JoGLE, in some vague sense, had seemed to be a challenging and worthwhile thing to do. So I decided to do it. And, having begun it, it never once occurred to me – not for a single moment – to stop.

No matter how footsore I got, or how weary, or how wet, or how bored, I plodded on. Not because I believed that enduring footsoreness, weariness, wetness, and boredom would make me a happier person in the long run, but simply because I knew that enduring those things would get me to Land’s End.

But, against all of my expectations, I discovered that plodding on, day after day, concerning myself only with getting to Land’s End, and concerning myself not at all with trying to becoming a happier person, I had become a happier person.

The nineteenth-century English philosopher and social reformer John Stuart Mill wrote:

 

Those only are happy who have their minds fixed on some object other than their own happiness: on the happiness of others, on the improvement of mankind, even on some art or pursuit . . . Aiming thus at something else, they find happiness by the way.

 

This profound truth – that you can find happiness only when you’re not looking for it – was expressed with admirable brevity by the English scientist and novelist C.P. Snow: ‘The pursuit of happiness is a ridiculous phrase, if you pursue happiness, you’ll never find it.’

This is precisely what I had found, and was learning more and more each day, on JoGLE. The quest to reach Land’s End was taking up so much of my time and energy and focus, and was absorbing me so completely, that I had forgotten to ask myself whether I was happy or not. And, as a result, I felt happier than I had done in years.

The next day’s walk was another purely functional one, designed to get us from Dimmingsdale to the village of
Little Haywood
, which lies close to the northern end of the Heart of England Way.

Our twenty-mile route took us almost entirely along country roads with the occasional farm track thrown in for good measure, and was memorable only for a couple of canine-related adventures.

The first of these occurred when we had to pass through a farmyard.

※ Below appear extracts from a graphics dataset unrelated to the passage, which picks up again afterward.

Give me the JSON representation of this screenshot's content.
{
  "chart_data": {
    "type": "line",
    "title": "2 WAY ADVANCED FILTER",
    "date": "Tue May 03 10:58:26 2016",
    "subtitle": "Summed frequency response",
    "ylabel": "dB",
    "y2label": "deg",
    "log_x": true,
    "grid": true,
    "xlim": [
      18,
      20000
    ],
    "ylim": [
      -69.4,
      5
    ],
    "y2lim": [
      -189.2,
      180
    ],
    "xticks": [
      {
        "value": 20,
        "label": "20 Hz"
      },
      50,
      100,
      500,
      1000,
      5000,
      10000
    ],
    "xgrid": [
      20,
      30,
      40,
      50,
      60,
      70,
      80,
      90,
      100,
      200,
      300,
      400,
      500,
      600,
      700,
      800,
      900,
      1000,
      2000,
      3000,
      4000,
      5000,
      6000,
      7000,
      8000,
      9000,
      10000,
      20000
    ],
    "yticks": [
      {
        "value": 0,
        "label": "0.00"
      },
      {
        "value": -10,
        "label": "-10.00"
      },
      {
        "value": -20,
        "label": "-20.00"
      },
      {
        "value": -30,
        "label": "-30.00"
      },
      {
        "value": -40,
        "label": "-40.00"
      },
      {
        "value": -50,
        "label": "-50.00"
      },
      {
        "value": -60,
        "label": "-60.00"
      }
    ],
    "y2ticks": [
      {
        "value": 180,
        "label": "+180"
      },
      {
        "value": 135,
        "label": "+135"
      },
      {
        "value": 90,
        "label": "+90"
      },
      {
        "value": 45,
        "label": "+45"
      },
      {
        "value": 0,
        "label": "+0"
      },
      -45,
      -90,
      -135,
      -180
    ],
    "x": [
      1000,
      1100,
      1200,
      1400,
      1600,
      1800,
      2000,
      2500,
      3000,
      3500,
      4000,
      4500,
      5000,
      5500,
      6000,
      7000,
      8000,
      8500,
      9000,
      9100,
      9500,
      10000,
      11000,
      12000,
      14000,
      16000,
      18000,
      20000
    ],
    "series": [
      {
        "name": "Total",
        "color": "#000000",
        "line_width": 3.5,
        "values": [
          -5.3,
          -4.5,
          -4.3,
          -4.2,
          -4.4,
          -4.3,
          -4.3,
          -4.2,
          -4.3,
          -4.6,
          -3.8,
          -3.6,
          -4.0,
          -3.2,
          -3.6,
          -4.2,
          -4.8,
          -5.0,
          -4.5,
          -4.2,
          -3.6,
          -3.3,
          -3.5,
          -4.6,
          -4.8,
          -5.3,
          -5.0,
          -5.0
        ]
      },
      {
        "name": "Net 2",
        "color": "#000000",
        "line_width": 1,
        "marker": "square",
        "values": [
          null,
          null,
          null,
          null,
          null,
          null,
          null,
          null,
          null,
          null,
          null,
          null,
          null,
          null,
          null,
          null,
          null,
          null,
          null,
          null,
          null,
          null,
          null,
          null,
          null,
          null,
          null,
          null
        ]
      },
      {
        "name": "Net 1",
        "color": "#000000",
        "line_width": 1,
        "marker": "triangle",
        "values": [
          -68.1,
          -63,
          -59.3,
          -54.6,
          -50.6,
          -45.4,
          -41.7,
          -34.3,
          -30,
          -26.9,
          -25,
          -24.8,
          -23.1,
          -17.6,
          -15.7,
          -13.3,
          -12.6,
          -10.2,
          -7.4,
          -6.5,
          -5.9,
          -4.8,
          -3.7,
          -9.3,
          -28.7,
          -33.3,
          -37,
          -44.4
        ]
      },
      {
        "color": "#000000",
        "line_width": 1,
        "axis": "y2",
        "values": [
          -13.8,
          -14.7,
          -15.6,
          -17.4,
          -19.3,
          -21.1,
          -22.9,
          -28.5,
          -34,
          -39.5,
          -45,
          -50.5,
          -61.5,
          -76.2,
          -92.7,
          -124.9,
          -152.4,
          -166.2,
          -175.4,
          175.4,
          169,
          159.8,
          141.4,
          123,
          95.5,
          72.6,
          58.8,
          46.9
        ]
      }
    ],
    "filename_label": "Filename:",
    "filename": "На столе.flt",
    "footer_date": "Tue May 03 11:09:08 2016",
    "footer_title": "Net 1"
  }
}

I always get nervous when I have to pass through farmyards. On account of the dogs.

There are a small but significant number of farmers (the few bad apples that spoil the bunch, no doubt) who like to use their dogs to deter walkers from passing through their farmyards, or, failing that, to make passing through as unpleasant as possible.

And note that I’m not talking about
trespassers
here. I’m talking about legitimate walkers using public rights of way, including National Trails.

Some of these farmers keep vicious, snarling brutes chained up or caged up, out of sight, in their farmyards. This means that hikers passing that way must either retreat and re-route, or must screw their courage to the sticking place and press on, trusting that the farmer isn’t such an out-and-out psychopath that he’d allow them to be torn limb from limb by free-range Rottweilers.